In principle, the mechanism of a stock exchange is very simple. The stock exchange is a market on which prices for securities or goods are formed according to supply and demand. Unlike in a market hall, people does not conduct trading on the stock exchange directly between buyers and sellers, but by authorized persons, the traders.

rebate programs

Importance for investors

Investors can buy and sell securities at any time on a stock exchange. Trading takes place according to certain rules that are the same for all market participants.  The stock exchange ensures that you can buy or sell securities quickly.

Importance for companies

Going public brings companies additional capital. This allows investments, research and market developments to be financed. In this way, companies ensure their continued competitiveness.

The stock market strengthens the economy

The central task of the stock exchange is to bring together investors and entrepreneurs. It thus fulfils an important function for the entire economy. Well-functioning stock exchange makes it easier for companies to invest and thus secure existing jobs and create new ones.

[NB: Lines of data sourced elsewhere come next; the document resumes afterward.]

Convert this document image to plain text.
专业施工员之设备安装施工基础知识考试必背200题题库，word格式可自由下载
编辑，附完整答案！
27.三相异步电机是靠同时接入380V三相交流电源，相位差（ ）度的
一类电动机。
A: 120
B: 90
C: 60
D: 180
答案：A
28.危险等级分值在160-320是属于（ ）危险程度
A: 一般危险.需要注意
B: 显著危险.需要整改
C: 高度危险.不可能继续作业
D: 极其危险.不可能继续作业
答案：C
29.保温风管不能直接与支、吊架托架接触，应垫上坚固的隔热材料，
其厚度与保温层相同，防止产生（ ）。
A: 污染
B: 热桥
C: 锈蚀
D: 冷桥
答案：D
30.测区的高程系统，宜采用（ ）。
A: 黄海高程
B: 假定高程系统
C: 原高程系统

A well-functioning capital market is an important success factor for every economy. How strong a capital market is in a country is shown, among other things, by the so-called market capitalization of the respective stock exchange. You can see the economy of a certain country or company through rebate programs (

In addition, the exchange fulfils other tasks:

  • Provision of a trading platform
  • Ensuring transparency about prices and sales
  • Admission of new issues to stock exchange trading
  • Calculation of indices (these are regarded as “mood barometers” of the stock market and economy)

Main players in the capital market

The main players on the capital market are those who seek capital, who want to finance investment projects and issue securities for this purpose, and the capital providers who want to invest their money profitably and therefore buy these securities. The exchange organizes the market under legal supervision. Finally, intermediaries who act as traders, advisors and liquidators facilitate the meeting of capital providers and buyers.

The capital providers

The capital providers on the capital market can be both private investors and institutional investors. Institutional investors are insurance companies, capital investment companies, financial institutions and other companies that invest the capital they manage profitably.